Regarding the error message and the single huge file. You can have
Vocabulary Builder process a list of smaller documents. You don't have to
dump all the text into a single large document. And no, this will not
adversely affect the language modeling as a whole, it was designed to work
that way.
Regarding Lincoln's Gettysburg Address, did you run the Vocabulary Builder
on that text first? Keep in mind that there's no such thing as "plain
English" (and if there is, "four score" certainly isn't it ;-). Unless
you're secretly Abraham Lincoln, this dictation is very probably *not*
typical of the files you processed with the Vocabulary Builder.
This is actually a common question. People have dictated everything from
Genesis (the Old Testament, not the rock band) to Jabberwocky, laughing at
the misrecognitions. But what is the probability that your average
businessperson or doctor is going to be dictating "begat" or "brillig"?

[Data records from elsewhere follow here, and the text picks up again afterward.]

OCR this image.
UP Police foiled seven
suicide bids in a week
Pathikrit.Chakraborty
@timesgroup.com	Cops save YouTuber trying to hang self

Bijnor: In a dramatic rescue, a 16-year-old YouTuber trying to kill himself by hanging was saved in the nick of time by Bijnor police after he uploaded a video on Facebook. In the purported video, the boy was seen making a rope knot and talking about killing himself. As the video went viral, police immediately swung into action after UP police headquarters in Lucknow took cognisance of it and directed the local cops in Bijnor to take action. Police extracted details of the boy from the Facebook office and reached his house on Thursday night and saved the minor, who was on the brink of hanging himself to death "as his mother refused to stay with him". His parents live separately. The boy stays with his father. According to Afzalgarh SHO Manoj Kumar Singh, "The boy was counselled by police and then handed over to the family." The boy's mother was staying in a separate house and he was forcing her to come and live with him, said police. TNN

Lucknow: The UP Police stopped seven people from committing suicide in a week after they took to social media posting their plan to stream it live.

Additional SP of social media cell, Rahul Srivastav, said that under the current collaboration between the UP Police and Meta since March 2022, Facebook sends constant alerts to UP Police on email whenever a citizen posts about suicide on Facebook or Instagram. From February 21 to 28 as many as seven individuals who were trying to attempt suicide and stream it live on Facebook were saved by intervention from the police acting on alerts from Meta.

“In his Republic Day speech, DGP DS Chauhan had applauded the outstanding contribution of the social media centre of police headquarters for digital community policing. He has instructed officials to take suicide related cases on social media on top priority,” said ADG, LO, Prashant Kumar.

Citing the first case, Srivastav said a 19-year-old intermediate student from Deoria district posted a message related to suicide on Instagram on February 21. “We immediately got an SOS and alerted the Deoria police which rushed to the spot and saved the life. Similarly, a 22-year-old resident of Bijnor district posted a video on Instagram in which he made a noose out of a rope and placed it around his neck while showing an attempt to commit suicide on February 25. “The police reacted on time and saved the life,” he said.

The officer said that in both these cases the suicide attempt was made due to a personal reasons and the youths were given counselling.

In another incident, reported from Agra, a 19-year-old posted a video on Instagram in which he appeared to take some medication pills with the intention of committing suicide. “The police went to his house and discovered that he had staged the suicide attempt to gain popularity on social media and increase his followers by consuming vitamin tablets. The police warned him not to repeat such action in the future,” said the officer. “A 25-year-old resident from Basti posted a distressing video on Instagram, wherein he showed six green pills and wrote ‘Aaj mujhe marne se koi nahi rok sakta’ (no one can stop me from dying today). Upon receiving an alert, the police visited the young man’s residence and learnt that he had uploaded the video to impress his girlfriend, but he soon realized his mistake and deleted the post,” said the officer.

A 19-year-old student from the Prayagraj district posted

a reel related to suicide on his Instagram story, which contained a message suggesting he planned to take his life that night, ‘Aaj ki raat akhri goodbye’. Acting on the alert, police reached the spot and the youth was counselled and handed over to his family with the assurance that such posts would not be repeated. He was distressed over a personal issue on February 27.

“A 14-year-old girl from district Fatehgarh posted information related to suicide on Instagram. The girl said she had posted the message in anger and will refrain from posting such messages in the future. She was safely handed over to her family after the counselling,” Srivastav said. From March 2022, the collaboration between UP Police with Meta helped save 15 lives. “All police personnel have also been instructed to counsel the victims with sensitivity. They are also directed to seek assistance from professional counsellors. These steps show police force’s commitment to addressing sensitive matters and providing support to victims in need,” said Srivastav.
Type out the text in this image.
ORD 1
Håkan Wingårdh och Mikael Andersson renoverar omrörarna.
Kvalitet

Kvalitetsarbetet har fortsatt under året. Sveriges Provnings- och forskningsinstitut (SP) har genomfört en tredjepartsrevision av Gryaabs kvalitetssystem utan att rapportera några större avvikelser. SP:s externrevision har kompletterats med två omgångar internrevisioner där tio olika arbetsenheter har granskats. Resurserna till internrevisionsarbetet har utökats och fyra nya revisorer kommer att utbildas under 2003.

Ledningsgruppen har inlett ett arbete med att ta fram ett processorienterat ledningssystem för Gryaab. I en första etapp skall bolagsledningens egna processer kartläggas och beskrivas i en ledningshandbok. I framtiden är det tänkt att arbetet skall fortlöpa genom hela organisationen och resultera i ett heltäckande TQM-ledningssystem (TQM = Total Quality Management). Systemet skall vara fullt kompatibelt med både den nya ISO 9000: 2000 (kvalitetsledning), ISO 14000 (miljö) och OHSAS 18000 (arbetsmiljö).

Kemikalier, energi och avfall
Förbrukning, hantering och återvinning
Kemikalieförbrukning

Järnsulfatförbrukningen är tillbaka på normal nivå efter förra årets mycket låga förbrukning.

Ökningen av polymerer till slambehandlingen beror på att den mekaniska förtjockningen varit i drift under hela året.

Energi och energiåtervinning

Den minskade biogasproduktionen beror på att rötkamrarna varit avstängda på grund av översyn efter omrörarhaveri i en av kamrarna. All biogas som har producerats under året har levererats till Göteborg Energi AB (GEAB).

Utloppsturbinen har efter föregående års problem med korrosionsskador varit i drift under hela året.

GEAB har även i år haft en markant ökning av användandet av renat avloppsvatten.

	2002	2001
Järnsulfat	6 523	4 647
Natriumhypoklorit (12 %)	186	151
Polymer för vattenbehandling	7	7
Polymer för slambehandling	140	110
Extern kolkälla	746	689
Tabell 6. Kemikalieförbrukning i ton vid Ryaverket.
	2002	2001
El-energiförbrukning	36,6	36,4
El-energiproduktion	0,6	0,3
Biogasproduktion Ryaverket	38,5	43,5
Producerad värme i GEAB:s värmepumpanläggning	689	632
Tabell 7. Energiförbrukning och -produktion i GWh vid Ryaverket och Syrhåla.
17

They stop laughing after they run the Vocabulary Builder on that text and
try it again. You might be surprised. Now all you have to do is figure out
how you're supposed to pronounce "slithy toves"!
Regards,
--Ted Kempster
--Dragon Systems, Inc.
> And *this* is what I said, around 160 wpm, 140 wpm and 120 wpm,
> respectively:
> Four score and seven years ago, our fathers brought forth upon this
> continent a new nation. Conceived in liberty and dedicated to the
> proposition that all men are created equal.
![]() |